This is a time when the North Pole reaches its maximum ‘tilt’ away from the Sun and as a result those living in the Northern Hemisphere experience the shortest day and conversely the longest night of the year.

The word ‘solstice’ means ‘the standing still of the sun’. Another term for solstice is ‘midwinter’ as in many temperate regions the winter solstice is viewed as the middle of winter. Other countries and calendars regard the solstice as the starting point for winter.

For aeons, this time of the year has been celebrated by many festivals and rituals as it marks the symbolic death and rebirth of the Sun.

The great Russian esotericist, H P Blavatsky, writes the following on the significance of the winter solstice.

“Christmas comes just at the time of the winter solstice; the days then are shortest, and Darkness is more upon the face of the earth than ever. All the sun-gods were believed to be annually born at that epoch; for from this time its Light dispels more and more darkness with each succeeding day, and the power of the Sun begins to increase” (Helena Petrovna Blavatsky, Collected Writings vol. II (Wheaton, IL: Theosophical Publishing House, [1967]), 164.)

Blavatsky (pictured right) elaborates on this theme in Collected Writings X, p278-79

“December 25th was the day of the birth of the Sun for those who inhabited the Northern Hemisphere.
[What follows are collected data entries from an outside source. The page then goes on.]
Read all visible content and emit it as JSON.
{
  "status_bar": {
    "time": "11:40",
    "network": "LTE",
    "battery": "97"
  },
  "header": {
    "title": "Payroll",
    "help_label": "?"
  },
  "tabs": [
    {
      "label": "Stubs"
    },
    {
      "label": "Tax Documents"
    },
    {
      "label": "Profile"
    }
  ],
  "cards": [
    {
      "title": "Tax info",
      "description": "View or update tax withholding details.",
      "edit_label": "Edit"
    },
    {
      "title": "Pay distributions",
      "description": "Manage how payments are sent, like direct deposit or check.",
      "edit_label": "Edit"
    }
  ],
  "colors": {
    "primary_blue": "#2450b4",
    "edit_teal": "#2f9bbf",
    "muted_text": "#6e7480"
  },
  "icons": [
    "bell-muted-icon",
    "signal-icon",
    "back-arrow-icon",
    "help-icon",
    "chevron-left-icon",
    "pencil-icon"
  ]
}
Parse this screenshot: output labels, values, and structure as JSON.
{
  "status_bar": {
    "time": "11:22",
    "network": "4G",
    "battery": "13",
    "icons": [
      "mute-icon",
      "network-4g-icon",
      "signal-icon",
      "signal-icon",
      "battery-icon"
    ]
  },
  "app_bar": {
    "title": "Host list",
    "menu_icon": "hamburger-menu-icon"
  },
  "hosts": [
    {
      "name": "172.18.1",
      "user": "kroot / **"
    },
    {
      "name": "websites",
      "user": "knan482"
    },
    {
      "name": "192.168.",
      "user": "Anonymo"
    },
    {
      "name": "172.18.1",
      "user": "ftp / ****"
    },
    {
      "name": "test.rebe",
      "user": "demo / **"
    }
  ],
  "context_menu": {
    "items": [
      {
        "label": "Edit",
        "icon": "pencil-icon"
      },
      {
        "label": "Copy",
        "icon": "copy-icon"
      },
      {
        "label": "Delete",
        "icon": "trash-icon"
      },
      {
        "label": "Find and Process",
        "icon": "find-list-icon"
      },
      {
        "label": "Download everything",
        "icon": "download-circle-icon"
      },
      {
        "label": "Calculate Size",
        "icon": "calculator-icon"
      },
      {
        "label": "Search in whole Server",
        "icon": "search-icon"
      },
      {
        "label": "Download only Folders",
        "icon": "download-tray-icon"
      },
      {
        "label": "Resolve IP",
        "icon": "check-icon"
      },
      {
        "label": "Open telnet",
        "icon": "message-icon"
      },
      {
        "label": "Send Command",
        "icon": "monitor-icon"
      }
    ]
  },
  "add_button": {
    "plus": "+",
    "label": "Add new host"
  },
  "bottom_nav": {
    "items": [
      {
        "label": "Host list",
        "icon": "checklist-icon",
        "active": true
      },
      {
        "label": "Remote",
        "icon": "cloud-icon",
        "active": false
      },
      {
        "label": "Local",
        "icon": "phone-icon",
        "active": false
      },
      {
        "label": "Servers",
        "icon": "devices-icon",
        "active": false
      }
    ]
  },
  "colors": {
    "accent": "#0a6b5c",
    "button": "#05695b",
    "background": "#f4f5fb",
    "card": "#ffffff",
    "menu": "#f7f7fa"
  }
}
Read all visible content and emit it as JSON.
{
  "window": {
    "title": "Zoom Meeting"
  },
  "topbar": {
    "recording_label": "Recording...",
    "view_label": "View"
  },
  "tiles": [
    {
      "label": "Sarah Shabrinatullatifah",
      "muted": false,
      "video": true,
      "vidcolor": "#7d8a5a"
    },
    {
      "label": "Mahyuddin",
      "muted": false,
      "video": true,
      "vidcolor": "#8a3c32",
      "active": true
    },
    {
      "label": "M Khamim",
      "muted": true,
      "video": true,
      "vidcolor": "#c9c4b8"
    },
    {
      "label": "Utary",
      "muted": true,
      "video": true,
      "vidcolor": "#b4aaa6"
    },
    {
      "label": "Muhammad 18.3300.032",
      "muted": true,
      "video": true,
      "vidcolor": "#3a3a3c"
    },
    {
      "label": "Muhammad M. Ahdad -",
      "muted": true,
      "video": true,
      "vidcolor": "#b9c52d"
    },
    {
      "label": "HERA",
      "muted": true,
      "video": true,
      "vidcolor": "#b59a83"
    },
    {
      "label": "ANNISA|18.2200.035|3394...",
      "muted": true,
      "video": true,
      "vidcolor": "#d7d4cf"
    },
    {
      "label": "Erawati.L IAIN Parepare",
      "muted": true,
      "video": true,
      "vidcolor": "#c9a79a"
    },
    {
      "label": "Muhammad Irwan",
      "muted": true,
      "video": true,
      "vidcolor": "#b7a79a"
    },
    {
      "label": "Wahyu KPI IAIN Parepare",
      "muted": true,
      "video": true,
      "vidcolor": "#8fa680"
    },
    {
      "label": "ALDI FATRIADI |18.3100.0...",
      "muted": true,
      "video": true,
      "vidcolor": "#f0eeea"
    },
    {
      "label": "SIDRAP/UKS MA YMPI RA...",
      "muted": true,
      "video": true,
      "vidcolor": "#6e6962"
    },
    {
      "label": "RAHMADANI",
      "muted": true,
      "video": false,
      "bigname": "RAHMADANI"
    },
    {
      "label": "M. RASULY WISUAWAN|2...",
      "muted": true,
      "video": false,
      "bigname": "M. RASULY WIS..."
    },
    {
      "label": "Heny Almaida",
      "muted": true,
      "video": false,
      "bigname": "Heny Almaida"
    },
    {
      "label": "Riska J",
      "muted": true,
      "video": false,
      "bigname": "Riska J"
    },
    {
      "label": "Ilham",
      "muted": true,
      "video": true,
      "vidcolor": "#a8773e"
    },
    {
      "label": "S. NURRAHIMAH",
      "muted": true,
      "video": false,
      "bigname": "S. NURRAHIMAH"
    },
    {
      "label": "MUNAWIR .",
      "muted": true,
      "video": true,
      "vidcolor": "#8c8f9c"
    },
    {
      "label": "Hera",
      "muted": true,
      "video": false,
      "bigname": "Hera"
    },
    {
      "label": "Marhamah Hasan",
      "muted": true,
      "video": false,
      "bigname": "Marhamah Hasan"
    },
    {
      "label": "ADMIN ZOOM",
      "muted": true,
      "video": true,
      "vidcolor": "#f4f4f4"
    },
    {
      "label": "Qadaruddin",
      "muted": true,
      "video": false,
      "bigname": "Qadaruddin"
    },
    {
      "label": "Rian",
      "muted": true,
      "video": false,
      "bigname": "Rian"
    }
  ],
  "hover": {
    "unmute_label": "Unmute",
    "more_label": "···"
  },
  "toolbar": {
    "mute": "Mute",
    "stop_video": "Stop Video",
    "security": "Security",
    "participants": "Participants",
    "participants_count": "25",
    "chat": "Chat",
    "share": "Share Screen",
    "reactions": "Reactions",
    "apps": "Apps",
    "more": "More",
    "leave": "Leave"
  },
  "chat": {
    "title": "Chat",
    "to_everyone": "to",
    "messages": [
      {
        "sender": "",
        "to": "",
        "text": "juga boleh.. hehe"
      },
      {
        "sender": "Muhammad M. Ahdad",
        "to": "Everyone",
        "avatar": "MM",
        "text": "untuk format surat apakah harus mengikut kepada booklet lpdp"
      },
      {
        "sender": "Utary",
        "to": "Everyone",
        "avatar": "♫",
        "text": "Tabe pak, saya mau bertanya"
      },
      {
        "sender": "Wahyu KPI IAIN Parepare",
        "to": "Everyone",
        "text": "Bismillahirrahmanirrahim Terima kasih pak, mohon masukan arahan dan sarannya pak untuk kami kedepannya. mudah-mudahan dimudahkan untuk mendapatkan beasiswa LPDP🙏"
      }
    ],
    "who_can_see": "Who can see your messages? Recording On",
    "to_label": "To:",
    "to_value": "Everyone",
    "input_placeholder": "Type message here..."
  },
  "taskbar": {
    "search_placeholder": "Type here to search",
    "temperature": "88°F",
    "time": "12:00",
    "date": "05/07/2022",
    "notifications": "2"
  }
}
It is also on December the 25th, Christmas, the day with the Christians on which the “Saviour of the World” was born, that were born, ages before him, the Persian Mithra, the Egyptian Osiris, the Greek Bacchus, the Phoenician Adonis, the Phrygian Attis. And, while at Memphis the people were shown the image of the god Day, taken out of his cradle, the Romans marked December 25th in their calendar as the day natalis solis invicti”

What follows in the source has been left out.